Depois de mais de 25 anos de negociações, depois de tanto esforço diplomático, político e económico, não consigo aceitar que este acordo esteja à beira de ruir por indecisão, medo ou populismo.

Digo sem rodeios: se deixarmos cair este acordo, será um erro estratégico gigantesco para a Europa. E será um erro que pagaremos caro, não apenas agora, mas nas próximas décadas.

Ao ouvir os especialistas que participaram no Euro Américas Fórum, aquilo que deveria ser óbvio torna-se ainda mais claro: este acordo tem potencial para transformar a economia dos dois lados do Atlântico. Podíamos estar a criar uma zona económica de escala global, capaz de reforçar a nossa competitividade, abrir novos mercados, atrair investimento e consolidar relações que são, historicamente, naturais e benéficas para ambas as partes. A Europa ganharia alcance, influência, capacidade de negociação global. O Mercosul ganharia competitividade, tecnologia, sustentabilidade e estabilidade. É um daqueles raros acordos em que todos ganham.

E, ainda assim, continuamos bloqueados.

O que me assusta verdadeiramente não são as divergências técnicas. São as dinâmicas políticas. Vivemos numa era em que o populismo domina ciclos mediáticos, em que a desinformação se tornou arma, em que autocracias e regimes militares manipulam narrativas globais, em que o debate público é contaminado por medos fabricados. Há quem acredite, ou queira fazer acreditar, que abrir mercados é enfraquecer a Europa. É precisamente o contrário. Fechar-nos ao mundo é que nos torna irrelevantes.

Preocupa-me que, num momento em que o planeta vive um regresso ao protecionismo, ao nacionalismo e ao culto do “cada um por si”, a Europa não esteja a fazer o que sempre fez melhor: construir pontes, criar alianças, reforçar a sua influência através de cooperação, comércio e diplomacia.

É doloroso admitir isto, mas a verdade é que, se chegarmos a dezembro sem acordo, será um falhanço rotundo. E um falhanço evitável.

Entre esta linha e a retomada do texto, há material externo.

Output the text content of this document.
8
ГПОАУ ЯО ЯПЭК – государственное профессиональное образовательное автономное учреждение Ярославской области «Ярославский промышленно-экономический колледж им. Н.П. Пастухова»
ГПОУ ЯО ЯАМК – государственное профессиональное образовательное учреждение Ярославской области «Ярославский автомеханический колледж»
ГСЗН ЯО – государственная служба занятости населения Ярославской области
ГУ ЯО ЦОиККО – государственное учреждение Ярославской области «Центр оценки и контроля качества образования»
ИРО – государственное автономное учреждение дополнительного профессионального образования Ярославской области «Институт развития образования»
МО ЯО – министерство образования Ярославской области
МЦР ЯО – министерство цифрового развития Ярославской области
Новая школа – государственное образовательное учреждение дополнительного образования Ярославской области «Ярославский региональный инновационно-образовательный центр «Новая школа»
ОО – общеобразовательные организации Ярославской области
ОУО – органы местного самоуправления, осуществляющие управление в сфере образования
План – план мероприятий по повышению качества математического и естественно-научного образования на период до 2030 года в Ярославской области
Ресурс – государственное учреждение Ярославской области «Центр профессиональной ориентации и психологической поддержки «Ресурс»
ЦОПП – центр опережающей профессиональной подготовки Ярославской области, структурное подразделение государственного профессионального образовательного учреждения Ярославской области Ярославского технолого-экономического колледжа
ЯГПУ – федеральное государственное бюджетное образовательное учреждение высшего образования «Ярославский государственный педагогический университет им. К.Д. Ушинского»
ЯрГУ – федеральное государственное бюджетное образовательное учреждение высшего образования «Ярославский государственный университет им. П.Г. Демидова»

Um falhanço porque deixaremos escapar a oportunidade de criar uma das maiores zonas de comércio livre do mundo. Um falhanço porque ficaremos atrás de outros blocos que avançam sem hesitações. Um falhanço porque, numa época marcada por potências militares que recorrem à força, à desinformação e à intimidação, a União Europeia não pode dar sinais de fraqueza estratégica. Um falhanço porque, quando mais precisávamos de unir democracias abertas, estaremos a dar um presente às forças que desejam ver-nos divididos.

E, acima de tudo, será um falhanço porque este acordo representa algo muito maior do que tarifas e quotas. Representa uma visão de mundo baseada no que nos une: valores, comércio transparente, sustentabilidade, diálogo, cooperação. Representa a ideia de que Europa e América Latina podem ser mais do que parceiros ocasionais. Podem ser um polo de estabilidade, liberdade e prosperidade num mundo cada vez mais instável.

Custa-me aceitar que depois de tanto trabalho, tantos avanços e tantos anos de negociações, tudo isto possa desaparecer num sopro político. Seria transformar uma oportunidade histórica numa nota de rodapé. Seria trocar o futuro pela hesitação. Seria permitir que medos pequenos tomassem decisões grandes.

Acredito sinceramente que este acordo é mais do que importante. É urgente. É estratégico. É a Europa a afirmar-se. E é o Mercosul a consolidar-se. É o tipo de acordo que mostra que o mundo democrático ainda sabe trabalhar junto. Espero que não deixemos esta oportunidade escapar. Porque, se o fizermos, aquilo que hoje é apenas preocupação pode transformar-se amanhã em arrependimento.